Il DoppiAttore – La voce oltre il buio, regia di Angelo Maggi

L’emozione è la chiave di ogni interpretazione, tanto fragile da durare un istante, ma audace quanto basta per cambiare un pensiero e trasformare un destino. L’emozione è l’essenza che dona all’attore la sua arte e che permette a tutti noi di godere del teatro e del cinema. È ciò che ci conquista e che ci affascina, linfa vitale.

Per un attore plasmare un’emozione è la più ardua delle operazioni, richiede uno studio approfondito sul carattere che deve avere in relazione al personaggio a cui è legata, va dosata alla perfezione, per non rischiare di estinguerla prima ancora di generarla. È un processo che può durare mesi e che solo sul finale porta a un risultato, in un film così come su un palcoscenico.

Ma in tutto questo, come si pone la figura del doppiatore? È lui stesso un attore? Oppure è un semplice imitatore, abile nell’articolare e nell’elevare i suoni delle parole?

La risposta arriva grazie ad Angelo Maggi, storico e importantissimo doppiatore italiano, che, con lo spettacolo Il DoppiAttore – La voce oltre il buio, dirige e interpreta uno scoppiettante show al fine di comprendere a fondo cosa significhi il doppiaggio di un film. Partendo da un’analisi etimologica sul significato del verbo doppiare, Maggi fa comprendere che il doppiaggio è una vera e propria arte di immedesimazione totale nell’attore che si va a riproporre, una trasformazione per diventare un esatto suo doppio.

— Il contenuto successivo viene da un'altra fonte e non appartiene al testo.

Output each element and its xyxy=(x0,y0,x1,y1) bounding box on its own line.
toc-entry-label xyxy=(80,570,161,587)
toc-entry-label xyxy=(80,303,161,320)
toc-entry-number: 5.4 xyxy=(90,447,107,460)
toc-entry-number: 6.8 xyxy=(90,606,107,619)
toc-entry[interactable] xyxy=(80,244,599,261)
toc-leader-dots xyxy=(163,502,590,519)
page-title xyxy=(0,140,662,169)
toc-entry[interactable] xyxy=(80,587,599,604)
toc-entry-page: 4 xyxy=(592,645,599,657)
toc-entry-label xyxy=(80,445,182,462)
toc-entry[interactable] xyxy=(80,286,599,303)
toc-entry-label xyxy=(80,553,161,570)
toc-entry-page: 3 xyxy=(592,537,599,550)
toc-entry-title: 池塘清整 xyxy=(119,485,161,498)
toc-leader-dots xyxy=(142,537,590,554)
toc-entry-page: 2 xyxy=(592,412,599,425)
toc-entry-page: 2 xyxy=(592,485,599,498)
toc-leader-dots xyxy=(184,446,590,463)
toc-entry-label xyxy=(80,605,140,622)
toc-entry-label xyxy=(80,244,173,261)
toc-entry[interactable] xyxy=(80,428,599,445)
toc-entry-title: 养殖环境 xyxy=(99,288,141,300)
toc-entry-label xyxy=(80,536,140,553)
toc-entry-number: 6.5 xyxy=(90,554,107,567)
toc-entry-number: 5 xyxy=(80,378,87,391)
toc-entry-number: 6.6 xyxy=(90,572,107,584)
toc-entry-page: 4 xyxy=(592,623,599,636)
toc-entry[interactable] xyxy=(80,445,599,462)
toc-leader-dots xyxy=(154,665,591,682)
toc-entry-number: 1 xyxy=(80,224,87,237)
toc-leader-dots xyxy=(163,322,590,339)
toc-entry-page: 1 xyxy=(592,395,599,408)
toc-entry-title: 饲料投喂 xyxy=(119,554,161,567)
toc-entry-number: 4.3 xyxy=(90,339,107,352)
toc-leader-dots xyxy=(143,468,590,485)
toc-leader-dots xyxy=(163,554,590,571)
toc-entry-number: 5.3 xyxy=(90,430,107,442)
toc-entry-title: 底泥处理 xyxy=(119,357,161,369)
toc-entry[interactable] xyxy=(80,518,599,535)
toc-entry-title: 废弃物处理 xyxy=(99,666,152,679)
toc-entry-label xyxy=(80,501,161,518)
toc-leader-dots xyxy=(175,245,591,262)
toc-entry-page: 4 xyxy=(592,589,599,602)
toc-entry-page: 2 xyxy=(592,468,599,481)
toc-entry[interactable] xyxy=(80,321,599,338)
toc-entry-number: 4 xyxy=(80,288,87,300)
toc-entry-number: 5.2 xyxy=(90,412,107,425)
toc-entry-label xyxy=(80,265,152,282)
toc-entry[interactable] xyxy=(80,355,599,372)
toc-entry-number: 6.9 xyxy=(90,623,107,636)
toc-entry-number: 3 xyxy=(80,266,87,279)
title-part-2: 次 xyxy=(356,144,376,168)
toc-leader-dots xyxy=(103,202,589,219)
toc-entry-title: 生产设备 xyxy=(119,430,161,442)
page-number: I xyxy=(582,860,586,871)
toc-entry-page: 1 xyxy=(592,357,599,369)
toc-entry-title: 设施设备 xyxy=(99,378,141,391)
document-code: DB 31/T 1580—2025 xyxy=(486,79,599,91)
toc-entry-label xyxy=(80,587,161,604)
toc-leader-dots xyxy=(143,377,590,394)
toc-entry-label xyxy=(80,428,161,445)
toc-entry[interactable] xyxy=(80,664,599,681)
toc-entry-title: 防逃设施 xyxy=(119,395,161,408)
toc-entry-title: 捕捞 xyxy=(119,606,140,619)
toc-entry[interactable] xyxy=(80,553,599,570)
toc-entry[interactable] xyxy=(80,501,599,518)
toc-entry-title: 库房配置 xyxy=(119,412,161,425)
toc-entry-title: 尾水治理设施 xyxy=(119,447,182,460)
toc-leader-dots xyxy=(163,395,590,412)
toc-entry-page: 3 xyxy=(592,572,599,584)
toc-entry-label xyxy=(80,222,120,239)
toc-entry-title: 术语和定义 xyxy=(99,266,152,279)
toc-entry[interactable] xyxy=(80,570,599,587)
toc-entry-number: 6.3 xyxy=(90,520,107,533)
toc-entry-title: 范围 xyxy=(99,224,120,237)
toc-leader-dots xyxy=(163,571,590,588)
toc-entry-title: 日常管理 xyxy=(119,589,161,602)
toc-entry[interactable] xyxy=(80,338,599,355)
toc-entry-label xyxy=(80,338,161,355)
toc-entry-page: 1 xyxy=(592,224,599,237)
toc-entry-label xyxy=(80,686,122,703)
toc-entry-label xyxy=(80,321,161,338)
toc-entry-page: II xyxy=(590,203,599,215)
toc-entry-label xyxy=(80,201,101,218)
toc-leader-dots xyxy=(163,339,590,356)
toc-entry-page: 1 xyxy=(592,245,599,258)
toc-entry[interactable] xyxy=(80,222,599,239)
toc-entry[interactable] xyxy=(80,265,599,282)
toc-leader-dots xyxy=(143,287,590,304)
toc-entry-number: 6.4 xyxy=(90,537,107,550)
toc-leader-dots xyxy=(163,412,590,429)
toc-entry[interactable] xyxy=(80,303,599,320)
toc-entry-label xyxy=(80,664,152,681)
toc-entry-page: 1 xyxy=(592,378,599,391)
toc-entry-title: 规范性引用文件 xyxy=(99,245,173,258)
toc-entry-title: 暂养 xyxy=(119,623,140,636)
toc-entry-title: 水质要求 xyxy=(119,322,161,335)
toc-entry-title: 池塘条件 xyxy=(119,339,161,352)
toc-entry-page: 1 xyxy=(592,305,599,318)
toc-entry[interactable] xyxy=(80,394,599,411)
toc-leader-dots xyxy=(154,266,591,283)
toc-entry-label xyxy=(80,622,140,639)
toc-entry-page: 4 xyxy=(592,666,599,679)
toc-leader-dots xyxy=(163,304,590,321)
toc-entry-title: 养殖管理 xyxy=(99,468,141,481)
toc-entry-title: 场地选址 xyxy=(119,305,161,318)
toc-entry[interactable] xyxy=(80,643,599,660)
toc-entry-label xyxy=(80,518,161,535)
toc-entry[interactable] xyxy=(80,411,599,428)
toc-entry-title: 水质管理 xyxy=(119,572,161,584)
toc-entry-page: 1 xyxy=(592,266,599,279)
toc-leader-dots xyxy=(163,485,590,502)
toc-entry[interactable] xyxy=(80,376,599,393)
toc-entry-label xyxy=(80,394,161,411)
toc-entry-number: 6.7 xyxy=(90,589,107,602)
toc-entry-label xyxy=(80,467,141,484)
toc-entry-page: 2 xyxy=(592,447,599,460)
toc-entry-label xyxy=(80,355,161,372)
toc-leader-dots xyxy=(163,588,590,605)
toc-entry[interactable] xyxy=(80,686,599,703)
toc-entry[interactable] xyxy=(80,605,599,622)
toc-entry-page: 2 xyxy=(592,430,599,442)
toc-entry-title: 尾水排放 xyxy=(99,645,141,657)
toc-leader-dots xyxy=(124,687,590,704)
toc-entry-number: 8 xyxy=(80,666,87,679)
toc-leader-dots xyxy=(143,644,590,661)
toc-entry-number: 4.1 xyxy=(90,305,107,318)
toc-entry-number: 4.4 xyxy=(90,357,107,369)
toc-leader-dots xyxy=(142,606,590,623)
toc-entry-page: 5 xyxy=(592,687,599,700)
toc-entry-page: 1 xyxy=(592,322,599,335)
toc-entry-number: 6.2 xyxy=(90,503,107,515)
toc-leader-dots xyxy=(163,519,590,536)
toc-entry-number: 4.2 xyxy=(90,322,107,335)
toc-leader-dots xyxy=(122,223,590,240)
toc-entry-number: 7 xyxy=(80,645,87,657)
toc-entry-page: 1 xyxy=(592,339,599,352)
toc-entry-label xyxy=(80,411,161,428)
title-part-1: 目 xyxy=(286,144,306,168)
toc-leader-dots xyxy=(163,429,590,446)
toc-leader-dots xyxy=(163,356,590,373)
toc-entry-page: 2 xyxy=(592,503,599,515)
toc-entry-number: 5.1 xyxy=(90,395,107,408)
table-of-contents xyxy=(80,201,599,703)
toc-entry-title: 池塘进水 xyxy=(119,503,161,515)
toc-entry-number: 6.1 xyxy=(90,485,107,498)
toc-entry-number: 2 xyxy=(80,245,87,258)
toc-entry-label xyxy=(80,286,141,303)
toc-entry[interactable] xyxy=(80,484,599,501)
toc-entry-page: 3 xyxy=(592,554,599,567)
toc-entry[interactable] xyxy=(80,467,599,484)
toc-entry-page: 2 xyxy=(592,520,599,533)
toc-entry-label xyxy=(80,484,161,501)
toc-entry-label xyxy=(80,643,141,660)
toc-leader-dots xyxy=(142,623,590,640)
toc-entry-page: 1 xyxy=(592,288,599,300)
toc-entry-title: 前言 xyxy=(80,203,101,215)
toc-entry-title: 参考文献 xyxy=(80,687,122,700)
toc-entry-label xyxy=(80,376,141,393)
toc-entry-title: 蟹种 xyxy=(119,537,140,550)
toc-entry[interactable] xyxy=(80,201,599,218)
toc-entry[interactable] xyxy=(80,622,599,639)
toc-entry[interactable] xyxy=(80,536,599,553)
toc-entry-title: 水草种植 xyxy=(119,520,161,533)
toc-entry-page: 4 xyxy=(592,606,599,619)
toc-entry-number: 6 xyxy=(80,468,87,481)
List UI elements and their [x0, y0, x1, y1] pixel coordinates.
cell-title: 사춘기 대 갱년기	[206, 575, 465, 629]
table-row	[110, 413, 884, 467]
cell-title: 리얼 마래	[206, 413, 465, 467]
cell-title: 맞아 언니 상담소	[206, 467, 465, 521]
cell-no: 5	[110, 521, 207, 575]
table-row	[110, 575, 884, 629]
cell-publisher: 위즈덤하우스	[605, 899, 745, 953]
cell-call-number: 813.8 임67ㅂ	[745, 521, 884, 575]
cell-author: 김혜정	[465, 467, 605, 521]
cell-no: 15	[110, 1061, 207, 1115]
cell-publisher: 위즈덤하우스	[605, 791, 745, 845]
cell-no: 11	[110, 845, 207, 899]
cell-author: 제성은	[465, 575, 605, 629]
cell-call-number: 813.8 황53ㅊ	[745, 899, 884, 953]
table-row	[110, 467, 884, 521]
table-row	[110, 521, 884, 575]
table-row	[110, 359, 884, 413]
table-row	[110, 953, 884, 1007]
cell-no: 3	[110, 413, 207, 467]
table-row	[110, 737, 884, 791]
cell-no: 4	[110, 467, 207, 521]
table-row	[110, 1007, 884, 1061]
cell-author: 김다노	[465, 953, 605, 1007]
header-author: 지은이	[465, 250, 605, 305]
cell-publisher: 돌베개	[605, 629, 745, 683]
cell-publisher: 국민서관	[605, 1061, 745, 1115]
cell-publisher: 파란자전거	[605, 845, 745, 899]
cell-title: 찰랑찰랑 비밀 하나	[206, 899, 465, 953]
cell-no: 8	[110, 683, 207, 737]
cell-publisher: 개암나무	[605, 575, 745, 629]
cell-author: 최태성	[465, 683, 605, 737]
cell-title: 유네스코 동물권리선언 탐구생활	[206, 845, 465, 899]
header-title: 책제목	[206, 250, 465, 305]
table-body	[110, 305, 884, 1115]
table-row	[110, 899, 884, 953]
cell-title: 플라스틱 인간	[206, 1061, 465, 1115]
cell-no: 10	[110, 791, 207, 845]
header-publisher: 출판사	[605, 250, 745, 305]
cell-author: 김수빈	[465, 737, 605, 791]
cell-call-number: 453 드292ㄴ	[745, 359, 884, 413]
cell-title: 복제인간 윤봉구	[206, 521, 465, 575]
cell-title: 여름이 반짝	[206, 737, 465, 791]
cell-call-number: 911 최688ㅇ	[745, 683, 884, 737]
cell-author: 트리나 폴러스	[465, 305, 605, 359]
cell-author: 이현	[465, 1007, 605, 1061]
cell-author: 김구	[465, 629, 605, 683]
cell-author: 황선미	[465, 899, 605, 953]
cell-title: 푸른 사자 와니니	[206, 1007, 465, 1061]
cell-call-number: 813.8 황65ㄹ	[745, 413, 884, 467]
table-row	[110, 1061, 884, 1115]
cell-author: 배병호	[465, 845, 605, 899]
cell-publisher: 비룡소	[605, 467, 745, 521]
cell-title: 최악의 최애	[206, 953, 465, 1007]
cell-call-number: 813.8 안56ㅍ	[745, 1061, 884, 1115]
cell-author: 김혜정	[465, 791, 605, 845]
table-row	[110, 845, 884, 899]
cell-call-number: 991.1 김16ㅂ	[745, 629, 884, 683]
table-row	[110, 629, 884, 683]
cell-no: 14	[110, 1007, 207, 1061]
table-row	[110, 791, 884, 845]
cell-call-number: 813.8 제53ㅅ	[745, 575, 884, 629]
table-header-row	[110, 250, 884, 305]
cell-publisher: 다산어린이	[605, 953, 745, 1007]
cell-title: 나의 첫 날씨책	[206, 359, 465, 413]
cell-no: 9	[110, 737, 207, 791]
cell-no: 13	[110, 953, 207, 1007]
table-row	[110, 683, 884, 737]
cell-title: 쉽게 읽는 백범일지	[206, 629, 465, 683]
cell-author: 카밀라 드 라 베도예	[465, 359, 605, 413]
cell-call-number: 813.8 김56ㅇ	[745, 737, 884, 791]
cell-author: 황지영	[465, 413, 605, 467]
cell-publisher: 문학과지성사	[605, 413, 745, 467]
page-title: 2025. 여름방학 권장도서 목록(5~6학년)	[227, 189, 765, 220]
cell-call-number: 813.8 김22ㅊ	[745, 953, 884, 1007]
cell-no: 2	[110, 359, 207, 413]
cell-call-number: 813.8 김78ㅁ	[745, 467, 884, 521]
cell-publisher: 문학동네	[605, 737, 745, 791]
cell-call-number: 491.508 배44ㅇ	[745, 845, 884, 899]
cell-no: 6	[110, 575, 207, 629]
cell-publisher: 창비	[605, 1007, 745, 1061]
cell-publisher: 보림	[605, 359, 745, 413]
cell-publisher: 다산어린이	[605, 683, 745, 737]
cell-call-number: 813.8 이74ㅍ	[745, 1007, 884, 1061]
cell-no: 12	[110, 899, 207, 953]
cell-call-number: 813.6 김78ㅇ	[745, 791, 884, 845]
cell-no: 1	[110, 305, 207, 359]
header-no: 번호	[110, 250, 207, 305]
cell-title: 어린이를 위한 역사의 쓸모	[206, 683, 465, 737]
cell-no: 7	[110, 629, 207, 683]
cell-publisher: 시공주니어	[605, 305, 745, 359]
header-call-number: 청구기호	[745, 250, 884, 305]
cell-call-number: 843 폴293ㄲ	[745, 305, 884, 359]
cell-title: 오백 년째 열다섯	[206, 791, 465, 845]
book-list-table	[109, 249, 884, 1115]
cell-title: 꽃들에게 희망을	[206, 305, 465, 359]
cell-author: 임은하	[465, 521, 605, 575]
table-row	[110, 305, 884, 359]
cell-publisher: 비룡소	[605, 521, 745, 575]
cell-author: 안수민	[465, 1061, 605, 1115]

Ma attenzione, questo non significa imitarlo pedissequamente.

Il lavoro del doppiatore è riuscire a collegarsi anima e corpo con l’attore a cui si dona la voce, a trovare il suo stesso respiro, le sue stesse pause. Trovare le sue stesse emozioni.

Il compito finale è poi quello di reinterpretare le emozioni e la performance originale, con i concetti e le parole della lingua italiana. In assoluto lo scoglio più complicato.

Angelo Maggi nel doppiaggio in diretta del Capitano Winchester de I Simpson

Per poter fare tutto questo, il doppiatore deve essere a sua volta un attore, perchè, citando lo stesso Maggi, «il doppiaggio è il mestiere di colui che prima di tutto è un attore con il compito di dare espressione, nella nostra lingua, alle emozioni che altri hanno creato nella loro».

Nello spettacolo si mescolano perfettamente momenti di doppiaggio in diretta, con momenti di musica e canzoni. Oltre al divertimento puro, come nel caso dell’esilarante intervento di Maurizio Merluzzo, sempre più mattatore della scena cinematografica italiana, oltre che di quella web.

Lo show porta a scoprire tutti i segreti e le tecniche che permettono la perfetta riuscita di un doppiaggio filmico, grazie a un percorso molto ben articolato all’interno della strepitosa carriera di Angelo Maggi e di tutti i suoi storici personaggi. Partendo da Tom Hanks e il suo inseparabile amico Wilson in Cast Away, passando per il simpaticissimo Capitano Winchester de I Simpson, fino ad arrivare al genio, miliardario, playboy, filantropo Tony Stark aka Robert Downey Junior.

È innegabile il senso di straniamento nel vedere associata ad un attore reale quella voce a cui si è così profondamente affezionati. Quella voce che ha reso iconici nella nostra memoria film e personaggi. Quella voce che nasce dal buio di una sala di incisione, e che può finalmente parlare e mostrarsi in tutta la sua grandezza attoriale.

A prevalere è una certezza: ogni attore ha bisogno di un suo doppio. E noi italiani, abbiamo la fortuna di avere dei DoppiAttori eccezionali.